I turned to the internet to two support groups I belong to and found, basically I was not alone in my predicament. Most psychiatrists, like all specialists, who are in private practice are affiliated with a hospital group. There are almost never enough of them. And they are all only taking in-group referrals. And even those take months. If you can’t get into a private practice, you get somewhat spotty community mental health resources. These place can be either very good or very bad – it just depends on your provider and the area. There is high turnover of providers and you will usually don’t get a typical 60 or 90 minute evaluation like you would at a private practice. Here, these services are actually quite good but definitely over-taxed-especially in more rural areas.
This stark difference between community mental health and private practice is due to a lack of resources. Private practices only provide resources to paying clients or clients who have good insurance. Community providers can’t really turn anyone in need away. You don’t get a lot of input into the type of care you have there – not because the providers aren’t good or don’t care but because they are set up to meet the needs of as many people as possible. In my experience, this meant a 30 minute intake consult a few one-on-one sessions with a therapist, a meeting with a psychiatrist, and then a lot of group therapy. Since my agency works with community providers to provide services to at-risk people, this isn’t an option. I could end up working in group with people who are in our database and who need our services. It was a serious professional faux-pas I wasn’t willing to involve myself in and I would then have to warn my boss and see if this was even allowable. I did not want to do that. For some without professional issues, this system still doesn’t meet their needs. For some, it does. These places meet a great need for those who need substance abuse care or for unipolar depression. Still, for other issues, they may not be enough. And without insurance, women who do succeed here can still have trouble paying – even with a sliding scale setup.

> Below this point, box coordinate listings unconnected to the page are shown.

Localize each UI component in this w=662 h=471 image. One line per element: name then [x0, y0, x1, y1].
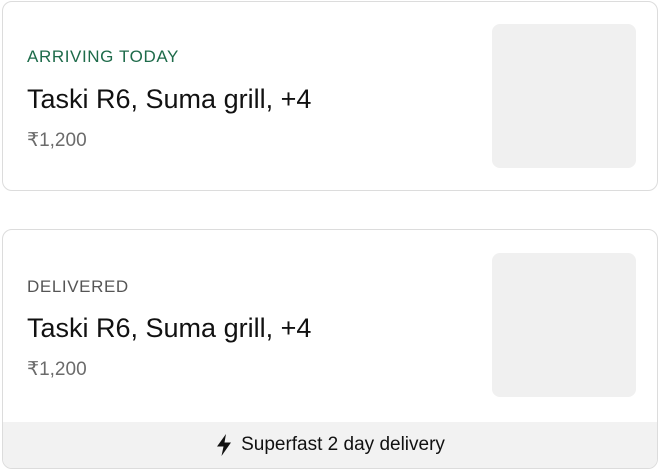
- product-thumbnail: [492, 253, 636, 397]
- order-title: Taski R6, Suma grill, +4: [27, 84, 312, 114]
- order-price: ₹1,200: [27, 130, 87, 151]
- order-status: DELIVERED: [27, 277, 129, 296]
- order-status: ARRIVING TODAY: [27, 47, 179, 66]
- order-price: ₹1,200: [27, 359, 87, 380]
- order-card-delivered[interactable]: DELIVERED Taski R6, Suma grill, +4 ₹1,20…: [2, 229, 658, 469]
- order-title: Taski R6, Suma grill, +4: [27, 313, 312, 343]
- product-thumbnail: [492, 24, 636, 168]
- order-card-arriving[interactable]: ARRIVING TODAY Taski R6, Suma grill, +4 …: [2, 1, 658, 191]
- delivery-banner-text: Superfast 2 day delivery: [241, 434, 445, 455]
- delivery-banner: Superfast 2 day delivery: [3, 422, 657, 468]
- lightning-bolt-icon: [215, 434, 233, 456]
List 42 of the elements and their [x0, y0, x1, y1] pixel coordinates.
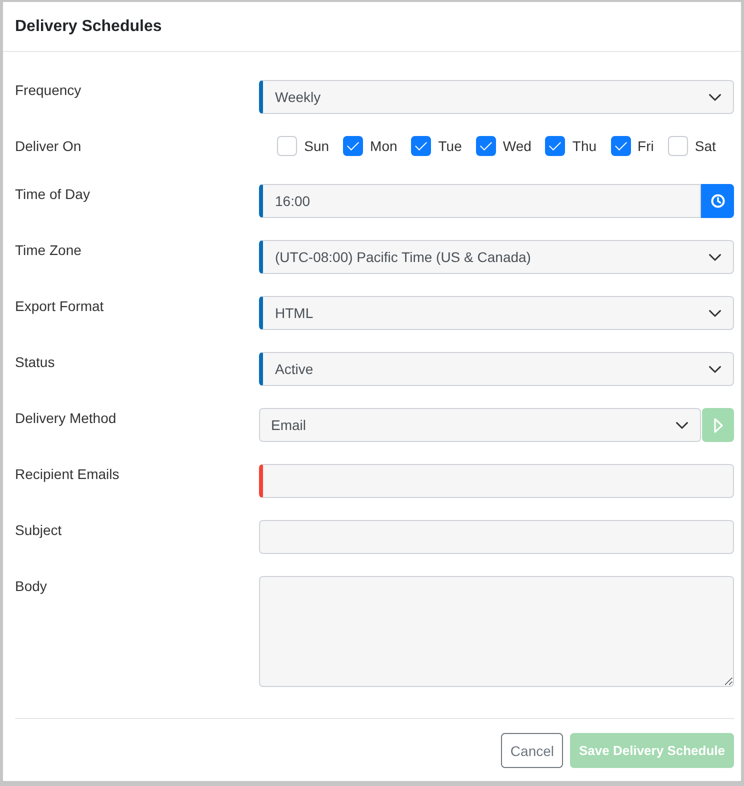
checkbox[interactable]: [343, 136, 364, 156]
checkbox-label[interactable]: Wed: [502, 136, 532, 156]
field-label: Subject: [15, 521, 63, 540]
clock-button[interactable]: [701, 184, 734, 218]
play-icon: [714, 418, 722, 432]
dropdown[interactable]: (UTC-08:00) Pacific Time (US & Canada): [259, 240, 734, 274]
field-label: Body: [15, 577, 48, 596]
chevron-down-icon: [709, 254, 721, 260]
field-label: Recipient Emails: [15, 465, 120, 484]
checkbox-label[interactable]: Tue: [438, 136, 462, 156]
field-label: Frequency: [15, 81, 82, 100]
chevron-down-icon: [676, 422, 688, 428]
dialog-title: Delivery Schedules: [15, 18, 162, 36]
text-input[interactable]: [259, 464, 734, 498]
clock-icon: [710, 194, 724, 208]
field-label: Export Format: [15, 297, 105, 316]
checkbox-label[interactable]: Sat: [694, 136, 716, 156]
field-label: Delivery Method: [15, 409, 118, 428]
field-label: Time Zone: [15, 241, 82, 260]
chevron-down-icon: [709, 366, 721, 372]
dropdown[interactable]: HTML: [259, 296, 734, 330]
checkbox-label[interactable]: Fri: [638, 136, 654, 156]
field-label: Status: [15, 353, 56, 372]
field-label: Time of Day: [15, 185, 91, 204]
checkbox[interactable]: [411, 136, 432, 156]
checkbox[interactable]: [610, 136, 631, 156]
dropdown[interactable]: Email: [259, 408, 701, 442]
checkbox[interactable]: [277, 136, 298, 156]
checkbox-label[interactable]: Mon: [370, 136, 398, 156]
chevron-down-icon: [709, 94, 721, 100]
dropdown[interactable]: Weekly: [259, 80, 734, 114]
checkbox-label[interactable]: Sun: [304, 136, 330, 156]
checkbox-label[interactable]: Thu: [572, 136, 597, 156]
text-input[interactable]: [259, 520, 734, 554]
dropdown[interactable]: Active: [259, 352, 734, 386]
checkbox[interactable]: [545, 136, 566, 156]
time-input[interactable]: 16:00: [259, 184, 701, 218]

So here I sit. I know I need to be back on medication but I can’t find anyone to evaluate me. My doctor wants me to get the best care via an evaluation and agrees that because I have a history of OCD, PTSD, and a mood disorder, it is best I go to a private practice where I can get consistent care. I have great insurance. I can afford care. I am not a newb. I knew to ask for help. When I found myself let down, I knew it wasn’t the rule but the exception. I know I will still find someone eventually so I try to stay positive. Because, as a mom and stepmom, I have to. I need to find a way.
But if I was new to this life, I am not sure I would press on to find another provider. The worry for these women is to be let down again. So, they go along in silence. After all, mom takes care of everyone before herself. And that’s the problem.
We need to take serious care of new parents and women dealing with depression. So, even when screening shows it is needed, even when providers and patients are trying, it’s still not enough. There is a mental health provider shortage in this country. According to the Washington Post about half of the counties in the U.S. lack a mental health provider. Especially in rural areas. Until we make mental health care attainable, these issues will still remain. And the vulnerable time for most women – that time right after a baby is born – will continue to remain a high, lonely hill to climb.